Bernardo contends that the holographic will was null and void because he, as the only compulsory heir, was preterited and, therefore, intestacy should ensue. The lower Court ordered the dismissal of the Testate Case.

 

ISSUE: WON the Courta quoa quo acted in excess of its jurisdiction when it dismissed the Testate Case.

 

HELD: YES. Generally, the probate of a Will is mandatory. Normally, the probate of a Will does not look into its intrinsic validity.- The Nuguid and the Balanay cases provide the exception rather than the rule. The intrinsic validity of the Wills in those cases was passed upon even before probate because "practical considerations" so demanded. Moreover, for the parties in the Nuguid case, the "meat of the controversy" was the intrinsic validity of the Will; in fact, the parties in that case "shunted aside the question of whether or not the Will should be allowed probate."

 

Not so in the case before us now where the probate of the Will is insisted on by petitioners and a resolution on the extrinsic validity of the Will demanded.
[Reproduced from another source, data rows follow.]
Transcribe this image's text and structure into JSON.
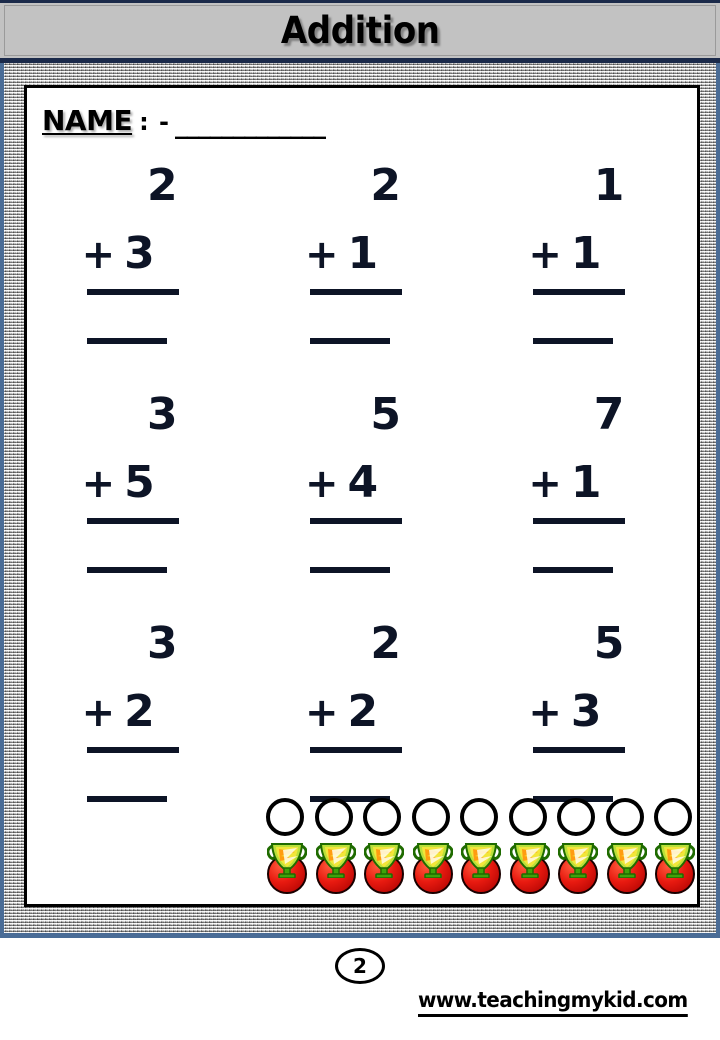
{
  "header": {
    "title": "Addition"
  },
  "name_field": {
    "label": "NAME",
    "separator": ": -",
    "blank": "_____________"
  },
  "worksheet": {
    "operator": "+",
    "rows": [
      [
        {
          "top": "2",
          "bottom": "3"
        },
        {
          "top": "2",
          "bottom": "1"
        },
        {
          "top": "1",
          "bottom": "1"
        }
      ],
      [
        {
          "top": "3",
          "bottom": "5"
        },
        {
          "top": "5",
          "bottom": "4"
        },
        {
          "top": "7",
          "bottom": "1"
        }
      ],
      [
        {
          "top": "3",
          "bottom": "2"
        },
        {
          "top": "2",
          "bottom": "2"
        },
        {
          "top": "5",
          "bottom": "3"
        }
      ]
    ]
  },
  "decoration": {
    "icon_name": "apple-counter-icon",
    "count": 9,
    "circle_color": "#ffffff",
    "apple_color": "#e81a10",
    "leaf_color": "#8dc63f"
  },
  "footer": {
    "page_number": "2",
    "website": "www.teachingmykid.com"
  },
  "colors": {
    "title_bar_bg": "#c2c2c2",
    "title_border": "#1b2a4a",
    "frame_edge": "#4a6c96",
    "ink": "#0d1426"
  }
}
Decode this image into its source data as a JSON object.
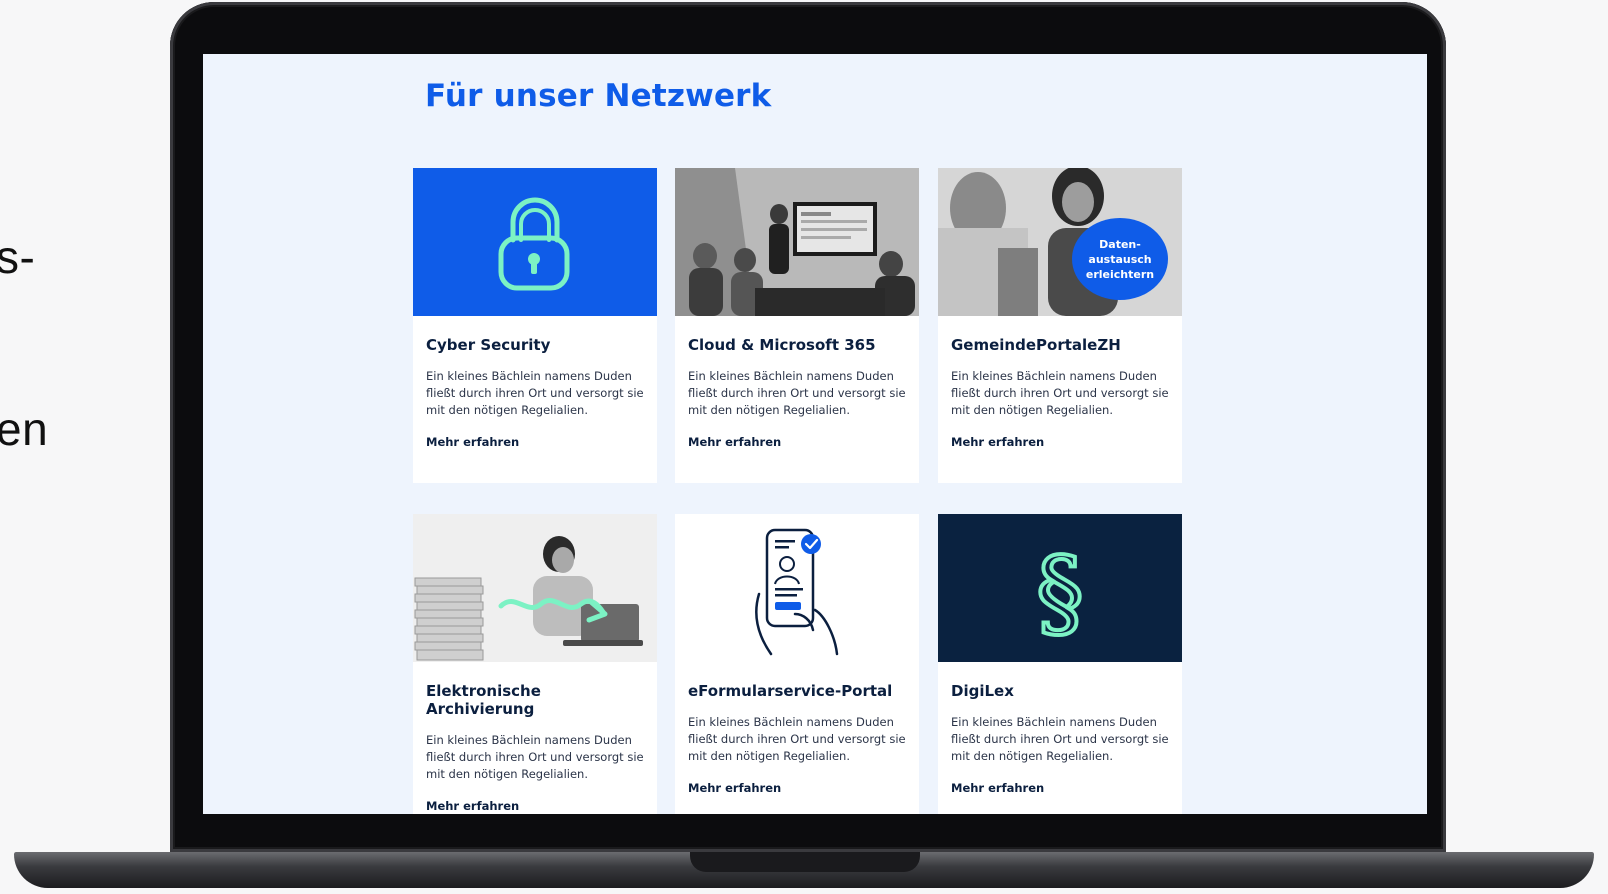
{
  "side_fragments": [
    "s-",
    "en"
  ],
  "page": {
    "title": "Für unser Netzwerk"
  },
  "cards": [
    {
      "title": "Cyber Security",
      "text": "Ein kleines Bächlein namens Duden fließt durch ihren Ort und versorgt sie mit den nötigen Regelialien.",
      "link": "Mehr erfahren",
      "image": "padlock-icon",
      "image_bg": "#0f5ce8"
    },
    {
      "title": "Cloud & Microsoft 365",
      "text": "Ein kleines Bächlein namens Duden fließt durch ihren Ort und versorgt sie mit den nötigen Regelialien.",
      "link": "Mehr erfahren",
      "image": "meeting-presentation-photo"
    },
    {
      "title": "GemeindePortaleZH",
      "text": "Ein kleines Bächlein namens Duden fließt durch ihren Ort und versorgt sie mit den nötigen Regelialien.",
      "link": "Mehr erfahren",
      "image": "smiling-woman-photo",
      "bubble": "Daten-\naustausch\nerleichtern"
    },
    {
      "title": "Elektronische Archivierung",
      "text": "Ein kleines Bächlein namens Duden fließt durch ihren Ort und versorgt sie mit den nötigen Regelialien.",
      "link": "Mehr erfahren",
      "image": "woman-with-paper-stacks-photo"
    },
    {
      "title": "eFormularservice-Portal",
      "text": "Ein kleines Bächlein namens Duden fließt durch ihren Ort und versorgt sie mit den nötigen Regelialien.",
      "link": "Mehr erfahren",
      "image": "phone-id-check-icon"
    },
    {
      "title": "DigiLex",
      "text": "Ein kleines Bächlein namens Duden fließt durch ihren Ort und versorgt sie mit den nötigen Regelialien.",
      "link": "Mehr erfahren",
      "image": "paragraph-symbol-icon",
      "image_bg": "#0a2240"
    }
  ],
  "colors": {
    "brand_blue": "#0f5ce8",
    "navy": "#0a2240",
    "mint": "#7cf2c4",
    "screen_bg": "#eef4fd"
  }
}
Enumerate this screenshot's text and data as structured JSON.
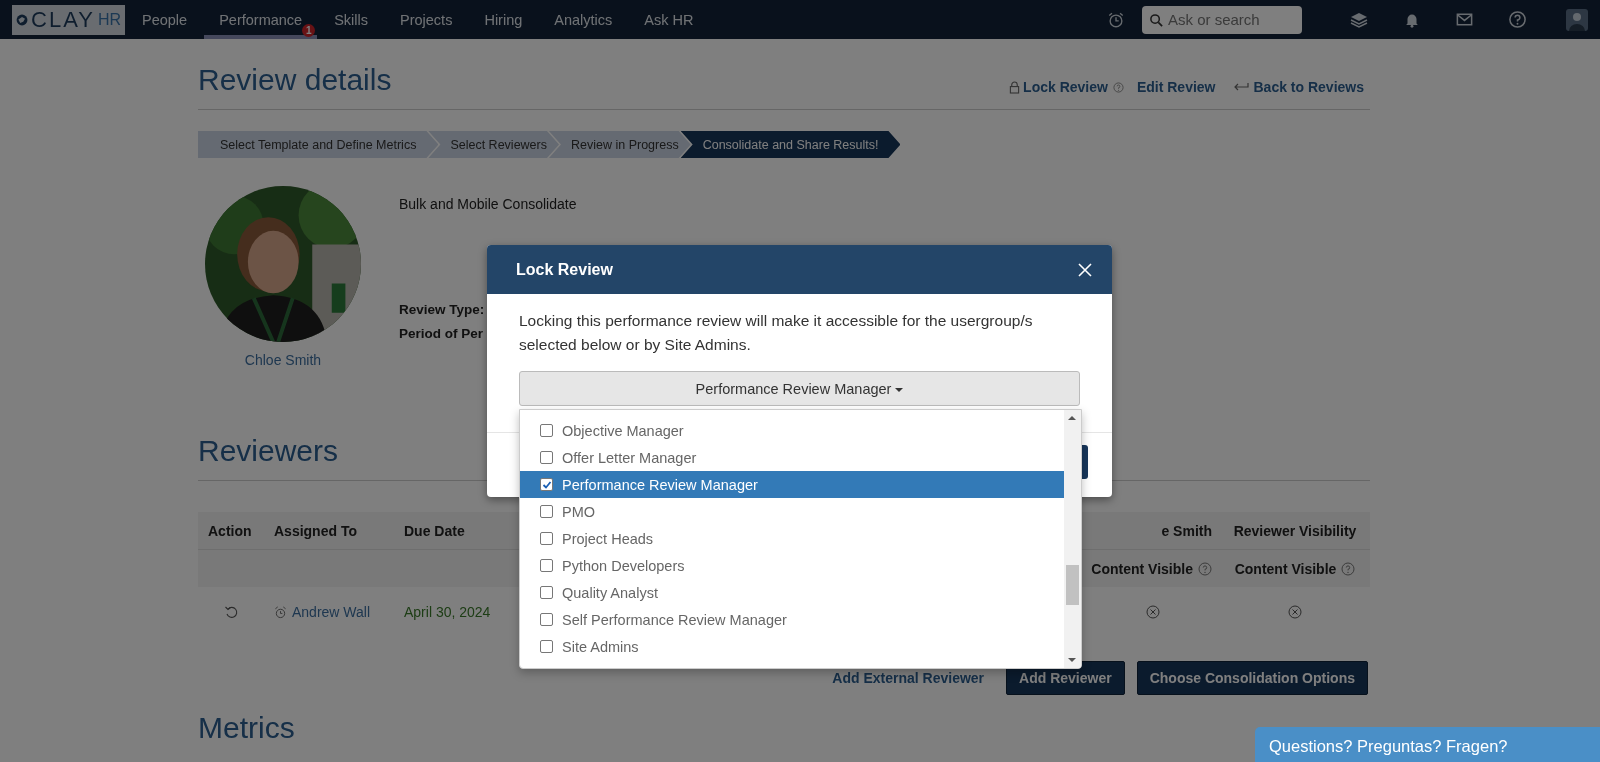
{
  "nav": {
    "logo": {
      "main": "CLAY",
      "sub": "HR"
    },
    "items": [
      {
        "label": "People",
        "selected": false
      },
      {
        "label": "Performance",
        "selected": true,
        "badge": "1"
      },
      {
        "label": "Skills",
        "selected": false
      },
      {
        "label": "Projects",
        "selected": false
      },
      {
        "label": "Hiring",
        "selected": false
      },
      {
        "label": "Analytics",
        "selected": false
      },
      {
        "label": "Ask HR",
        "selected": false
      }
    ],
    "search": {
      "placeholder": "Ask or search"
    }
  },
  "page": {
    "title": "Review details",
    "actions": [
      {
        "kind": "lock",
        "label": "Lock Review"
      },
      {
        "kind": "edit",
        "label": "Edit Review"
      },
      {
        "kind": "back",
        "label": "Back to Reviews"
      }
    ],
    "steps": [
      {
        "label": "Select Template and Define Metrics",
        "selected": false
      },
      {
        "label": "Select Reviewers",
        "selected": false
      },
      {
        "label": "Review in Progress",
        "selected": false
      },
      {
        "label": "Consolidate and Share Results!",
        "selected": true
      }
    ],
    "employee": {
      "name": "Chloe Smith"
    },
    "review_name": "Bulk and Mobile Consolidate",
    "fields": [
      "Review Type:",
      "Period of Per"
    ]
  },
  "reviewers": {
    "title": "Reviewers",
    "columns": [
      "Action",
      "Assigned To",
      "Due Date",
      "e Smith",
      "Reviewer Visibility"
    ],
    "subheaders": [
      "Content Visible",
      "Content Visible"
    ],
    "rows": [
      {
        "assignee": "Andrew Wall",
        "due": "April 30, 2024"
      }
    ],
    "buttons": [
      {
        "kind": "link",
        "label": "Add External Reviewer"
      },
      {
        "kind": "primary",
        "label": "Add Reviewer"
      },
      {
        "kind": "primary",
        "label": "Choose Consolidation Options"
      }
    ]
  },
  "metrics": {
    "title": "Metrics"
  },
  "chat": {
    "label": "Questions? Preguntas? Fragen?"
  },
  "modal": {
    "title": "Lock Review",
    "message": "Locking this performance review will make it accessible for the usergroup/s selected below or by Site Admins.",
    "dropdown": {
      "value": "Performance Review Manager",
      "options": [
        {
          "label": "Objective Manager",
          "checked": false,
          "selected": false
        },
        {
          "label": "Offer Letter Manager",
          "checked": false,
          "selected": false
        },
        {
          "label": "Performance Review Manager",
          "checked": true,
          "selected": true
        },
        {
          "label": "PMO",
          "checked": false,
          "selected": false
        },
        {
          "label": "Project Heads",
          "checked": false,
          "selected": false
        },
        {
          "label": "Python Developers",
          "checked": false,
          "selected": false
        },
        {
          "label": "Quality Analyst",
          "checked": false,
          "selected": false
        },
        {
          "label": "Self Performance Review Manager",
          "checked": false,
          "selected": false
        },
        {
          "label": "Site Admins",
          "checked": false,
          "selected": false
        }
      ]
    }
  }
}
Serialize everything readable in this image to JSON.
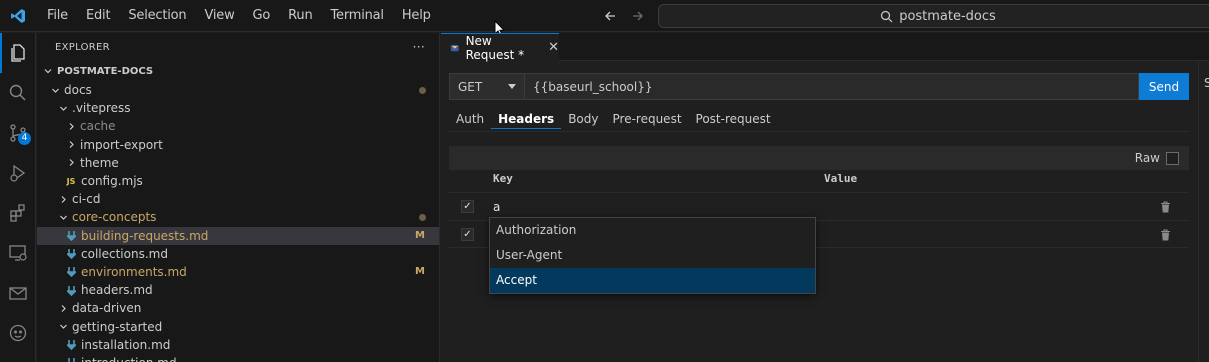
{
  "colors": {
    "accent": "#0078d4",
    "logo": "#3ca3e8",
    "folder_modified": "#c9a867",
    "md_icon": "#519aba",
    "js_icon": "#e2c54c"
  },
  "menu": [
    "File",
    "Edit",
    "Selection",
    "View",
    "Go",
    "Run",
    "Terminal",
    "Help"
  ],
  "command_center": {
    "label": "postmate-docs",
    "icon": "search-icon"
  },
  "activity": {
    "scm_badge": "4"
  },
  "explorer": {
    "title": "EXPLORER",
    "more": "···",
    "root": "POSTMATE-DOCS",
    "tree": [
      {
        "label": "docs",
        "depth": 0,
        "kind": "folder",
        "open": true,
        "status": "dot"
      },
      {
        "label": ".vitepress",
        "depth": 1,
        "kind": "folder",
        "open": true,
        "status": ""
      },
      {
        "label": "cache",
        "depth": 2,
        "kind": "folder",
        "open": false,
        "status": "",
        "dim": true
      },
      {
        "label": "import-export",
        "depth": 2,
        "kind": "folder",
        "open": false,
        "status": ""
      },
      {
        "label": "theme",
        "depth": 2,
        "kind": "folder",
        "open": false,
        "status": ""
      },
      {
        "label": "config.mjs",
        "depth": 2,
        "kind": "js",
        "status": ""
      },
      {
        "label": "ci-cd",
        "depth": 1,
        "kind": "folder",
        "open": false,
        "status": ""
      },
      {
        "label": "core-concepts",
        "depth": 1,
        "kind": "folder",
        "open": true,
        "status": "dot",
        "modified": true
      },
      {
        "label": "building-requests.md",
        "depth": 2,
        "kind": "md",
        "status": "M",
        "modified": true,
        "selected": true
      },
      {
        "label": "collections.md",
        "depth": 2,
        "kind": "md",
        "status": ""
      },
      {
        "label": "environments.md",
        "depth": 2,
        "kind": "md",
        "status": "M",
        "modified": true
      },
      {
        "label": "headers.md",
        "depth": 2,
        "kind": "md",
        "status": ""
      },
      {
        "label": "data-driven",
        "depth": 1,
        "kind": "folder",
        "open": false,
        "status": ""
      },
      {
        "label": "getting-started",
        "depth": 1,
        "kind": "folder",
        "open": true,
        "status": ""
      },
      {
        "label": "installation.md",
        "depth": 2,
        "kind": "md",
        "status": ""
      },
      {
        "label": "introduction.md",
        "depth": 2,
        "kind": "md",
        "status": ""
      }
    ]
  },
  "editor": {
    "tab_title": "New Request *",
    "method": "GET",
    "url": "{{baseurl_school}}",
    "send_label": "Send",
    "request_tabs": [
      "Auth",
      "Headers",
      "Body",
      "Pre-request",
      "Post-request"
    ],
    "active_request_tab": "Headers",
    "raw_label": "Raw",
    "columns": {
      "key": "Key",
      "value": "Value"
    },
    "header_rows": [
      {
        "checked": true,
        "key": "a"
      },
      {
        "checked": true,
        "key": ""
      }
    ],
    "autocomplete": [
      "Authorization",
      "User-Agent",
      "Accept"
    ],
    "autocomplete_active": "Accept",
    "right_panel_label": "S"
  }
}
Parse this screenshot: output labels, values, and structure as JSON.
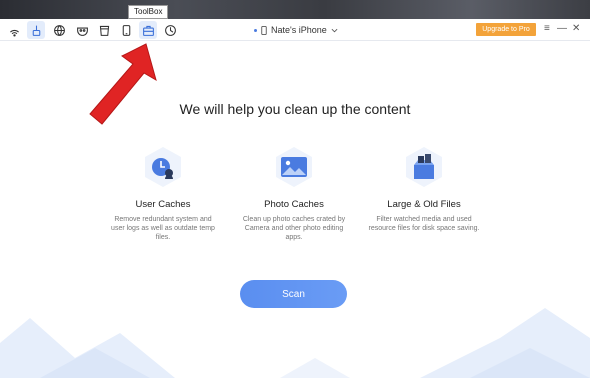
{
  "toolbar": {
    "icons": [
      "wifi-icon",
      "broom-icon",
      "globe-icon",
      "mask-icon",
      "cup-icon",
      "phone-icon",
      "toolbox-icon",
      "history-icon"
    ],
    "tooltip": "ToolBox"
  },
  "device": {
    "name": "Nate's iPhone"
  },
  "upgrade_label": "Upgrade to Pro",
  "window_controls": {
    "menu": "≡",
    "minimize": "—",
    "close": "✕"
  },
  "main": {
    "headline": "We will help you clean up the content",
    "features": [
      {
        "title": "User Caches",
        "description": "Remove redundant system and user logs as well as outdate temp files."
      },
      {
        "title": "Photo Caches",
        "description": "Clean up photo caches crated by Camera and other photo editing apps."
      },
      {
        "title": "Large & Old Files",
        "description": "Filter watched media and used resource files for disk space saving."
      }
    ],
    "scan_label": "Scan"
  },
  "colors": {
    "accent": "#5a8ef0",
    "upgrade": "#f3a33a",
    "arrow": "#e02424"
  }
}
Moreover, in the Nuguid case, this Court ruled that the Will was intrinsically invalid as it completely preterited the parents of the testator.

 

In the instant case, a crucial issue that calls for resolution is whether under the terms of the decedent's Will, private respondent had been preterited or disinherited, and if the latter, whether it was a valid disinheritance. Preterition and disinheritance are two diverse concepts.

 

Preterition consists in the omission in the testator's will of the forced heirs or anyone of them, either because they are not mentioned therein, or, though mentioned, they are neither instituted as heirs nor are expressly disinherited.  Disinheritance is a testamentary disposition depriving any compulsory heirs of his share in the legitime for a cause authorized by law.

 

By virtue of the dismissal of the testate case, the determination of that controversial issue has not been thoroughly considered. The conclusion of the trial court was that Bernardo has been preterited. The SC is of opinion, however, that from the face of the will, that conclusion is not indubitable.  Such preterition is still questionable.  The Special Proceeding is REMANDED to the lower court.